Port numbers are a vital part of the socket concept. Well-known port numbers are used by servers; other port numbers
are used by clients. Applications that provide a service, such as FTP, Telnet, and web servers, open a socket using a well-
known port and listen for connection requests. Because these connection requests from clients are required to include
both the source and destination port numbers, the port numbers used by the servers must be well-known. Therefore,
each service uses a specific well-known port number.

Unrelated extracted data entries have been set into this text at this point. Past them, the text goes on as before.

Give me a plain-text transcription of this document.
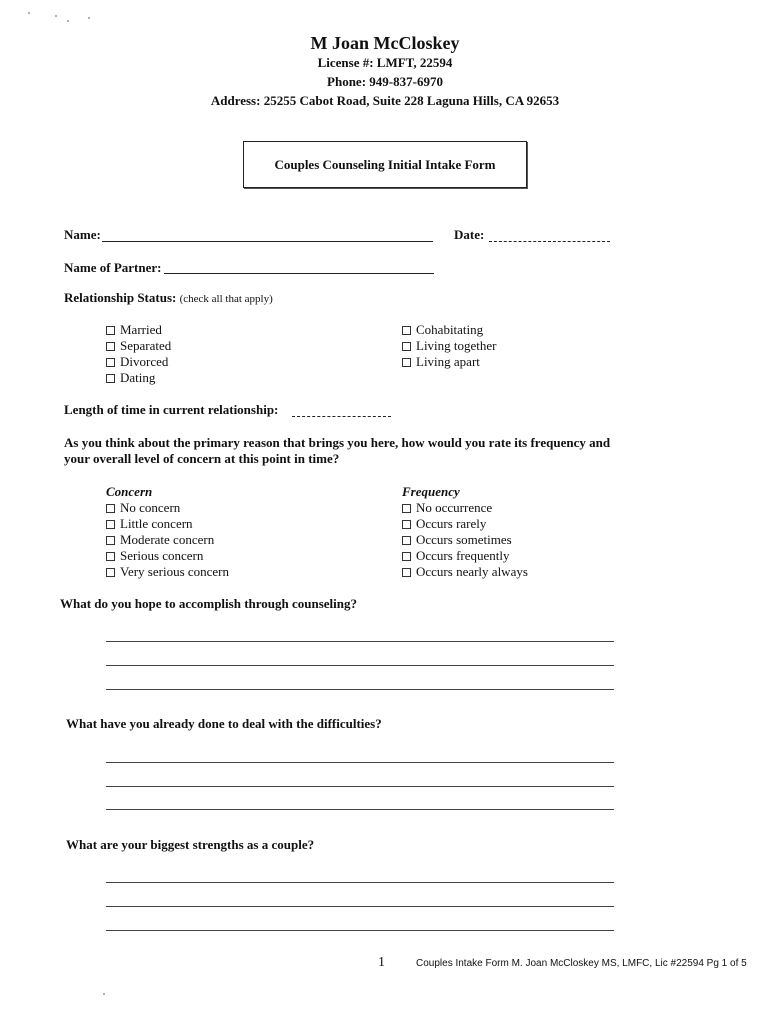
M Joan McCloskey
License #: LMFT, 22594
Phone: 949-837-6970
Address: 25255 Cabot Road, Suite 228 Laguna Hills, CA 92653
Couples Counseling Initial Intake Form
Name:	Date:
Name of Partner:
Relationship Status: (check all that apply)
Married
Separated
Divorced
Dating
Cohabitating
Living together
Living apart
Length of time in current relationship:
As you think about the primary reason that brings you here, how would you rate its frequency and
your overall level of concern at this point in time?
Concern
No concern
Little concern
Moderate concern
Serious concern
Very serious concern
Frequency
No occurrence
Occurs rarely
Occurs sometimes
Occurs frequently
Occurs nearly always
What do you hope to accomplish through counseling?
What have you already done to deal with the difficulties?
What are your biggest strengths as a couple?
1	Couples Intake Form M. Joan McCloskey MS, LMFC, Lic #22594 Pg 1 of 5
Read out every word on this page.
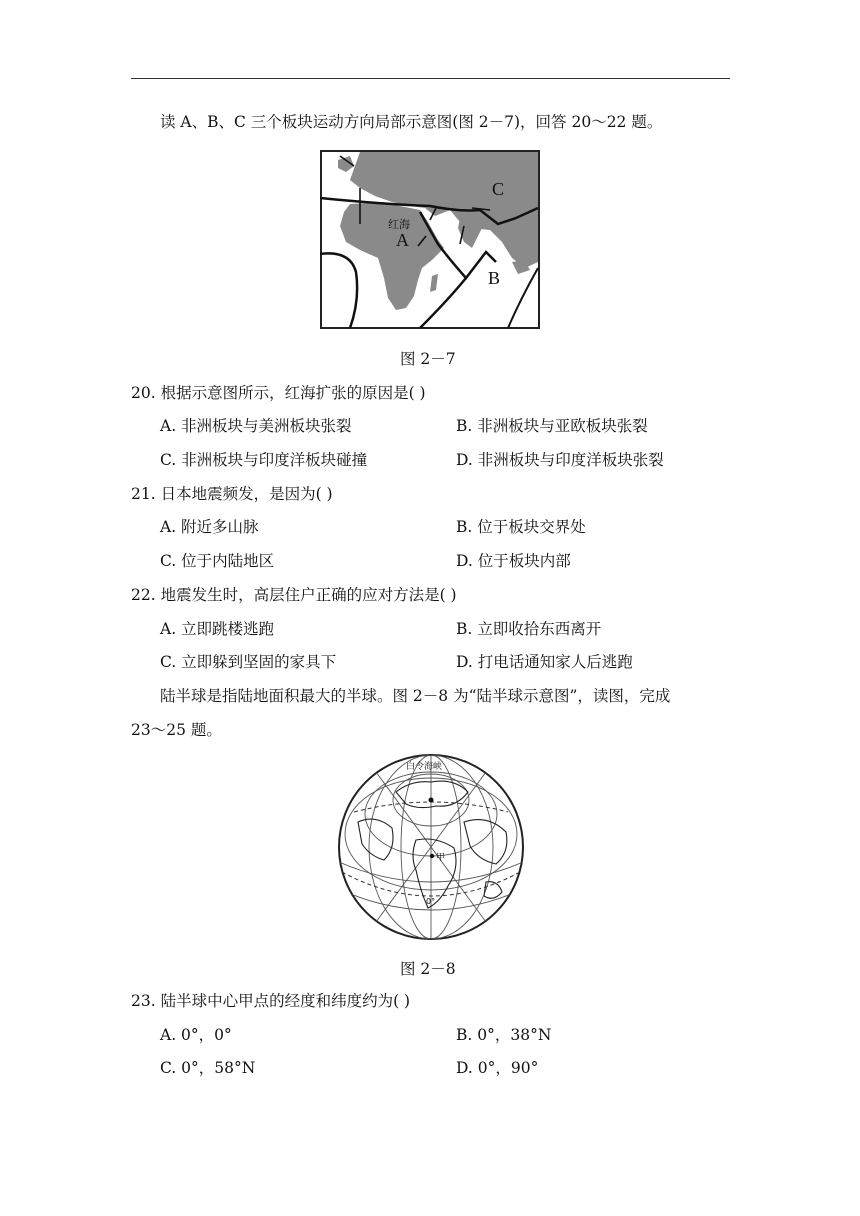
读 A、B、C 三个板块运动方向局部示意图(图 2－7)，回答 20～22 题。
C
A
B
红海
图 2－7
20. 根据示意图所示，红海扩张的原因是( )
A. 非洲板块与美洲板块张裂	B. 非洲板块与亚欧板块张裂
C. 非洲板块与印度洋板块碰撞	D. 非洲板块与印度洋板块张裂
21. 日本地震频发，是因为( )
A. 附近多山脉	B. 位于板块交界处
C. 位于内陆地区	D. 位于板块内部
22. 地震发生时，高层住户正确的应对方法是( )
A. 立即跳楼逃跑	B. 立即收拾东西离开
C. 立即躲到坚固的家具下	D. 打电话通知家人后逃跑
陆半球是指陆地面积最大的半球。图 2－8 为“陆半球示意图”，读图，完成
23～25 题。
白令海峡
甲
0°
图 2－8
23. 陆半球中心甲点的经度和纬度约为( )
A. 0°，0°	B. 0°，38°N
C. 0°，58°N	D. 0°，90°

On client machines, where the requests originate, any locally unused port number can be allocated. The result is that each
client on the same host uses a different port number, but a server uses the same port number for all connections. For
example, 100 web browsers on the same host computer could each connect to a web server, but the web server with 100
clients connected to it would have only one socket and, therefore, only one port number (port 80, in this case). The server
can tell which packets are sent from which of the 100 clients by looking at the source port of received TCP segments. The
server can send data to the correct web client (browser) by sending data to that same port number listed as a destination
port. The combination of source and destination sockets allows all participating hosts to distinguish between the data’s
source and destination. Although the example explains the concept using 100 TCP connections, the same port-numbering
concept applies to UDP sessions in the same way.
Popular TCP/IP Applications
The World Wide Web (WWW) application exists through web browsers accessing the content
available on web servers. You can actually use WWW to manage a router or switch. You enable a web server function in
the router or switch and use a browser to access the router or switch
The Domain Name System (DNS) allows users to use names to refer to computers, with DNS being used to find the
corresponding IP addresses. DNS servers being controlled by networking personnel and DNS client functions being part of
most any device that uses TCP/IP today. The client simply asks the DNS server to supply the IP address that corresponds to
a given name.
Simple Network Management Protocol (SNMP) is an application layer protocol used specifically for network device
management. Network Management Products can be used to query, compile, store, and display information about a
network’s operation. To query the network devices, Cisco Prime software mainly uses SNMP protocols.
Traditionally, to move files to and from a router or switch, Cisco used Trivial File Transfer Protocol (TFTP). TFTP defines a
protocol for basic file transfer—hence the word trivial. Alternatively, routers and switches can use File Transfer Protocol
(FTP), which is a much more functional protocol, to transfer files.